Критик подходит к анализу художественного метода поэта как к явлению сложному, меняющемуся на протяжении его творческого пути, вобравшему в себя различные элементы, в том числе и реалистические. Но внутренним стержнем исаакяновской поэзии, говорит Э. Джрбашян, является романтизм, и, выявляя характерные его черты (с начала 90-х годов до 10-х годов XX века), ученый показывает общность мыслей и настроений, идеалов и разочарований лирического героя Исаакяна с темами и мотивами русской и европейской классической поэзии романтизма. Литературными параллелями чрезвычайно богата и статья об «Абул Ала Маари», где исследователь, раскрыв жизненное и психологическое содержание поэмы, особенности ее жанра и композиции, находит в ней немало точек соприкосновения с поэмами Лермонтова, Байрон», Мицкевича, Бараташвили, Словацкого. Разнообразные примеры, приводимые автором, не только наглядно подтверждают его тезис о связи исаакяновского творения с традициями классической романтической поэмы, но и свидетельствуют о характере научной мысли Э. Джрбашяна – широкой, теоретически насыщенной, рассматривающей явления родной литературы в общей цепи мирового литературного процесса,

Две статьи посвящеиы Вэану Терьяну. Небольшая работа о связях Терьяна с поэзией Лермонтова примечательна тем, что в данном случае ученый не располагал тем наглядным материалом, на котором обычно строятся работы о литературных воздействиях: у Терьяна нет ни статей о Лермонтове, ни высказываний, ни открытых признаний о влиянии русского поэта на его творчество (как, скажем, у Туманяна) Тем не менее, собрав по крупице факты (используя письма армянского поэта, его архив, ученические тетради) и счастливо избегая искусственных, натянутых сопоставлений, Э. Джрбашян раскрывает место и роль поэзии Лермонтова в жизни Терьяка и его художественном творчестве.

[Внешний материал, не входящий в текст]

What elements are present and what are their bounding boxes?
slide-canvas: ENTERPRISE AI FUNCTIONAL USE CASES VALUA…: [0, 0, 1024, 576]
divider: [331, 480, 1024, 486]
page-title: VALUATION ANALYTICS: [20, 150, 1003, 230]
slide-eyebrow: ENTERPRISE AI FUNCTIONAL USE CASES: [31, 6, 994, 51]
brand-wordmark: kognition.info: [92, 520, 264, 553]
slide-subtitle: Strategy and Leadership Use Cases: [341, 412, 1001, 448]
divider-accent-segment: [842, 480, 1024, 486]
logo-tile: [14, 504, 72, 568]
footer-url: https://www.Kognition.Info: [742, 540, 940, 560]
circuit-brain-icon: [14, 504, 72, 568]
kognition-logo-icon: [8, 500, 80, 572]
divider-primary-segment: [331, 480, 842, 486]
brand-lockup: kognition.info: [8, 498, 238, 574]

Особенно убедительным представляется анализ терьяновского восприятия родины, в котором, как показывает исследователь, явно чувствуется влияние поэзии Лермонтова. Менее доказательна, на наш взгляд, мысль автора о том, что терьяновский идеал женщины сформировался под определенным воздействием стихотворения Лермонтова, посвященного В. Лопухиной (1832 г.). Правда, и Лермонтов, и Терьян воспевают естественность, простоту чувств, но ведь в стихах Терьяна, приведенных Э. Джрбашяном, выявляются совершенно иные черты лирической героини – загадочная красота, печаль, таинственность, неземное начало, – которые отсутствуют у Лермонтова…

Однако центр тяжести в разделе о Терьягяе, несомненно, падает на исследование о стихотворных циклах поэта, где поставлены и решены принципиально важные для всего творчества Терьяна задачи, имеющие не только историко-литературное, но и сугубо практическое значение – для дальнейших изданий сочинений поэта.

Цели, стоящие в этой работе перед автором, качественно различны. Одна из них связана с первыми четырьмя поэтическими циклами, которые в своем окончательном виде были изданы еще при жизни Терьяна (в 1912 г.). Эти циклы исследователи в основном изучали в плане анализа характерных мотивов, не рассматривая при этом каждый цикл как художественную целостность (исключая статью С. Сариняна1). Э. Джрбашян предлагает «комплексный» анализ, в котором оба составных компонента терьяновской лирики (циклы и мотивы) рассматривались бы в их естественном единстве» (стр.195). Он концентрирует свое внимание на тех чертах, которые составляют композиционно-тематическое единство каждого цикла, и на признаках, связывающих циклы между собой. Все это сочетается с тонким анализом терьяновской лирики, ее психологизма, образного строя, «внутренней музыки». Здесь же сделаны ценные замечания практического характера _ (о том, например, что не следует, нарушая волю поэта, датировать его стихи внутри цикла).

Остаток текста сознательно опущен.